Kwangki Kim received the B.S. degree in electronic engineering from Korea Aviation University, Koyang, South Korea, in 2002, and the M.S. degree in electronic engineering from Information and Communications University, Daejeon, South Korea, in 2004. He is currently pursuing the Ph.D. degree in the Department of Information and Communications Engineering at Korea Advanced Institute of Science and Technology. His research interests include multi-channel audio coding, multi-object audio coding and their applications.

Jeongil Seo received the B.S., M.S., and Ph.D. degrees in electronic engineering from Kyungpook National University, Daegu, South Korea, in 1994, 1996, and 2005, respectively. Currently, he is with the Electronics and Telecommunications Research Institute, Daejeon, South Korea. His research interests include 3-D audio, audio signal processing, multi-channel audio coding, multi-object audio coding and their applications.

Seungkwon Beack received the B.S. degree in electronic engineering from Korea Aviation University, Koyang, South Korea, in 1999, and the M.S. and the Ph.D. degrees in electronic engineering from Information and Communications University, Daejeon, South Korea, in 2001 and 2005. Currently, he is with the Electronics and Telecommunications Research Institute, Daejeon, South Korea. His research interests include 3-D audio, audio signal processing, multi-channel audio coding, multi-object audio coding and unified speech and audio coding.

Kyeongok Kang received the B.S. and the M.S. degrees from the Physics Department at Busan National University, Busan, South Korea, in 1985 and 1988, respectively, and the Ph.D. degree in electrical engineering from Korea Aviation University, Koyang, South Korea, in 2004. Currently, he is with the Electronics and Telecommunications Research Institute, Daejeon, South Korea.

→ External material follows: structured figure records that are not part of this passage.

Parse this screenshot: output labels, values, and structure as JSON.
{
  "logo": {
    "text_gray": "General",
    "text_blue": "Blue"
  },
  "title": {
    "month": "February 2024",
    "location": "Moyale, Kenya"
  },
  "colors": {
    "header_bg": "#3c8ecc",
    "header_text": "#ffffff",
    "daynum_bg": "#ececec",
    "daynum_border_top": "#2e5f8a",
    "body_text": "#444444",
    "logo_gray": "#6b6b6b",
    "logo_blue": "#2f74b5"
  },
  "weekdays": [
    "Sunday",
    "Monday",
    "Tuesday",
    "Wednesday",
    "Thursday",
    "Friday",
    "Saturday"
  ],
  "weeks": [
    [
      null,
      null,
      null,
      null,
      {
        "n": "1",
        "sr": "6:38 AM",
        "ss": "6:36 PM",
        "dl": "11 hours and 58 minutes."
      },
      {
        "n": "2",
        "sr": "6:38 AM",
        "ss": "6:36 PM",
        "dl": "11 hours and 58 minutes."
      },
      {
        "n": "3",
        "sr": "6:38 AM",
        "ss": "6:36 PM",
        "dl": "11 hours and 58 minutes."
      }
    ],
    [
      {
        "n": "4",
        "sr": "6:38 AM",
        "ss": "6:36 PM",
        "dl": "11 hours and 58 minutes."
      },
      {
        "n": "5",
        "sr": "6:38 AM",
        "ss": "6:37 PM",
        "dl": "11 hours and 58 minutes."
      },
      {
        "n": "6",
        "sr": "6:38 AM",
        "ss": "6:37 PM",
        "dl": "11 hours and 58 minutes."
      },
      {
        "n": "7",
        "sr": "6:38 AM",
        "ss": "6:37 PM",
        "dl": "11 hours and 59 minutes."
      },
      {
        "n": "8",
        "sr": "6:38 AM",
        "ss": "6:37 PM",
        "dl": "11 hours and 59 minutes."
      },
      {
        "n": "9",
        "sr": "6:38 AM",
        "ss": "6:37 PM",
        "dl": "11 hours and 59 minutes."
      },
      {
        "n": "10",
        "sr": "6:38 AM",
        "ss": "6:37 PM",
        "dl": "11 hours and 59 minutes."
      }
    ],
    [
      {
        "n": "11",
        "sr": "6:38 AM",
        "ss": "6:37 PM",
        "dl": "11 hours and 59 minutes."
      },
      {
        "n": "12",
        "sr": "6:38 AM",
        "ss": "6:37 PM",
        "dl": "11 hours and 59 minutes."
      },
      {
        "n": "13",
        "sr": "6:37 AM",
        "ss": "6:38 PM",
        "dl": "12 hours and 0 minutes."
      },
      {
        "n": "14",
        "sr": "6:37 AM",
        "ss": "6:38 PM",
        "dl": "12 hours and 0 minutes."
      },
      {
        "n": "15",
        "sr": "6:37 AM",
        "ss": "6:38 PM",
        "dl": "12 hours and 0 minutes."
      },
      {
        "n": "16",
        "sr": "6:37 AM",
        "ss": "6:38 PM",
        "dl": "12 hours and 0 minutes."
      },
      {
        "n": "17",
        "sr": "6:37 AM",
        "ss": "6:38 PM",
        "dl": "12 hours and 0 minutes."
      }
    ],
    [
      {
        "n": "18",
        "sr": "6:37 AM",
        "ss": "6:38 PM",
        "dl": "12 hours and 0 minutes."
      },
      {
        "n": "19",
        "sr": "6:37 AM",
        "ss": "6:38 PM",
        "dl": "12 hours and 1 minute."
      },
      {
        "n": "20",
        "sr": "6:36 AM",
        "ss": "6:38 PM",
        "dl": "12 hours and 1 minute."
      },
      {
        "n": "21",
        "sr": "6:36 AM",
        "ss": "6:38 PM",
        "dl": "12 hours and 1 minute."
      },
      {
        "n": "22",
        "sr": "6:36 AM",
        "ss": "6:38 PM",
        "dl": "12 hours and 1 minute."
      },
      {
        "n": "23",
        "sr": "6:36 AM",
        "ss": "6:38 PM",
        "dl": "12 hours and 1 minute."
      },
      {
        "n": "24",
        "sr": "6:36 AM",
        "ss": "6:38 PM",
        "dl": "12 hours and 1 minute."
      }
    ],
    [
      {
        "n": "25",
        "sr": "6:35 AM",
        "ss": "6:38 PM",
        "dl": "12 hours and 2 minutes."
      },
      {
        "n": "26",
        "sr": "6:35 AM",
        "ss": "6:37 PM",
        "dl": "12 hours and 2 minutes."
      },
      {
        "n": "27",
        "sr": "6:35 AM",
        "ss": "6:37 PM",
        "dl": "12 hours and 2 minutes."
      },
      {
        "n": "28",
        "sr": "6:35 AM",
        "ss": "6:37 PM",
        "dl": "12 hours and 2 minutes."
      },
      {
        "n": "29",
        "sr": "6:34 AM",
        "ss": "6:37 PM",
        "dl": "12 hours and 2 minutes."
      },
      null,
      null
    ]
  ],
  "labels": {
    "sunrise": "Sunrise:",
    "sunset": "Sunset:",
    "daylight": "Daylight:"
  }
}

His research interests include 3-D audio, audio signal processing, audio coding, MPEG-7, and TV-Anytime.

Minsoo Hahn received the B.S. and the M.S. degrees in electrical engineering from Seoul National University, Seoul, South Korea, in 1979 and 1981, respectively, and the Ph.D. degree in electrical and electronics engineering from University of Florida, Gainesville, in 1989. From 1990 to 1997, and he was with the Electronics and Telecommunications Research Institute (ETRI), Daejeon, South Korea. In 1998, he was a faculty member of the School of Engineering, Information and Communications University. Currently, he is a Full Professor in electrical engineering at Korea Advanced Institute of Science and Technology (KAIST) and a Director in Digital Media Laboratory, KAIST. His research interests include speech and audio coding, speech synthesis, noise reduction, and VoIP.